Embarrassed to say that I wasn't aware of this practice. Are there malicious uses for this beyond fingerprinting?

privacyking 3 days ago | parent | next [-]

Yes. Facebook was using this trick on Android. Meta's android apps would host a server on localhost, and their sites would communicate with this local server to pass tracking information that would otherwise be blocked by all browser protection methods on Android. I guess it is still fingerprinting, but at the most extreme end.

https://news.ycombinator.com/item?id=44169115

▲

inferiorhuman 3 days ago | parent | prev | next [-]

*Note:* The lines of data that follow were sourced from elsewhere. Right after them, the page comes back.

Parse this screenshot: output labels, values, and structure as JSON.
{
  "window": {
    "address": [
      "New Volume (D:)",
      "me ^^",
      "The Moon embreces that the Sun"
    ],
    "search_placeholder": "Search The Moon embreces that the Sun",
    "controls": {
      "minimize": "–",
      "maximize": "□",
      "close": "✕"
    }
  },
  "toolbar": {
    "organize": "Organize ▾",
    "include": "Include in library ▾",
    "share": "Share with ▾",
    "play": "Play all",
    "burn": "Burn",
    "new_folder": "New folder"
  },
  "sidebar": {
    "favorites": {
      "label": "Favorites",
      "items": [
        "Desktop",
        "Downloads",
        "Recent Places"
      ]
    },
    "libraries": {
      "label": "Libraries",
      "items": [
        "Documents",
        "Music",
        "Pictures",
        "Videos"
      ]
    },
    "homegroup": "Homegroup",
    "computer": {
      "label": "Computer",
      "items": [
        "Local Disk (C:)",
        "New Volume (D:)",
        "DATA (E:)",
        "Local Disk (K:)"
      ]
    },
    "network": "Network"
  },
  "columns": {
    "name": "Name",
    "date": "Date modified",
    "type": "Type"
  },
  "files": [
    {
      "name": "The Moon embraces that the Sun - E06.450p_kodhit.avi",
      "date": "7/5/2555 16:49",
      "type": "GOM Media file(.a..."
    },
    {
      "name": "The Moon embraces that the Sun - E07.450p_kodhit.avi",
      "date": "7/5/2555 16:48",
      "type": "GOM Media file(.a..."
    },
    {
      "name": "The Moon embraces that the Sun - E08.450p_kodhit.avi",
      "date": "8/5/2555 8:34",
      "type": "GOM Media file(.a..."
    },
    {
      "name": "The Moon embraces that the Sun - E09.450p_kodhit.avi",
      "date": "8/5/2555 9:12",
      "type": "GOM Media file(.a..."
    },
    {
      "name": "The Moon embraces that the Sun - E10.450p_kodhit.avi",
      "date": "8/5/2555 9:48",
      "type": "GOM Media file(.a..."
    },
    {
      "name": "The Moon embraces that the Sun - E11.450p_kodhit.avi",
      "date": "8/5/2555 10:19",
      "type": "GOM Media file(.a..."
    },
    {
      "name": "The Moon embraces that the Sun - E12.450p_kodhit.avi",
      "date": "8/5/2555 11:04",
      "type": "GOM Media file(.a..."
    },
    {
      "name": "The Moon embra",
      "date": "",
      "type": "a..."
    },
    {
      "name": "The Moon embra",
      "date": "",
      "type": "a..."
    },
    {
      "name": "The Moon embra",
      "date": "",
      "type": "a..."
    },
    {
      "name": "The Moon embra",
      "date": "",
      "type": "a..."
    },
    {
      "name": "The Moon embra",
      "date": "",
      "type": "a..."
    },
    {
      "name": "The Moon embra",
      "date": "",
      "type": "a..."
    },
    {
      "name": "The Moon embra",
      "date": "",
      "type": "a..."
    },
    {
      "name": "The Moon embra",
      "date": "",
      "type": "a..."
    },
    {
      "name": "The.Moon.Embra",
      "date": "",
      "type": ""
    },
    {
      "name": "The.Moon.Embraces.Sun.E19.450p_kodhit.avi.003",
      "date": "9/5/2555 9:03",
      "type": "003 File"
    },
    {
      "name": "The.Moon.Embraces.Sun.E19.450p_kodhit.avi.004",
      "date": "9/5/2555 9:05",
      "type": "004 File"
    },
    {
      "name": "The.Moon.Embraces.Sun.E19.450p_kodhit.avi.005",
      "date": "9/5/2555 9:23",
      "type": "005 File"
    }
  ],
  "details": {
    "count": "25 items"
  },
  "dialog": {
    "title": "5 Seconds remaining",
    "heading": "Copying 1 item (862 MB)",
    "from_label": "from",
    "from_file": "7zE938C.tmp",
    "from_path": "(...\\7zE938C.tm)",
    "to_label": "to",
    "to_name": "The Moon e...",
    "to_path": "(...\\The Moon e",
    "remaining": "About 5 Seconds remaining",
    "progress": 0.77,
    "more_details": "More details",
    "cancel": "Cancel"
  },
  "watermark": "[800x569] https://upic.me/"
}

Mostly it's great for tracking although I'm sure it could also be used to exfiltrate data (e.g. if the user is running something sensitive on localhost).

https://www.digitalsamba.com/blog/metas-localhost-spyware-ho...

▲

palmfacehn 3 days ago | parent | prev | next [-]

Routers with vulnerable URLs. You can search for: "router" "authentication bypass".

▲

causal 2 days ago | parent [-]

Isn't CORS supposed to prevent this?

	▲	layer8 2 days ago \| parent [-]
		CORS doesn’t prevent requests (i.e. GET requests from IMG tags, or XHR preflight requests), it only prevents web apps from processing the response if the responding server doesn’t agree. And a simple GET or even OPTIONS request can be enough to exploit vulnerabilities in routers and other local devices.

▲

asimovDev 3 days ago | parent | prev [-]

https://files.catbox.moe/g1bejn.png

When I visit the site from Safari on macOS I see this in the console. Are there any particular services that use port 8888 for the website to do this?

	▲	jadamson 3 days ago \| parent [-]
		https://my.f5.com/manage/s/article/K000138794 It seems to be part of some "bot defense" product by these F5 people, to "test the different browser capabilities". I doubt it's intended to hit a real endpoint on any system.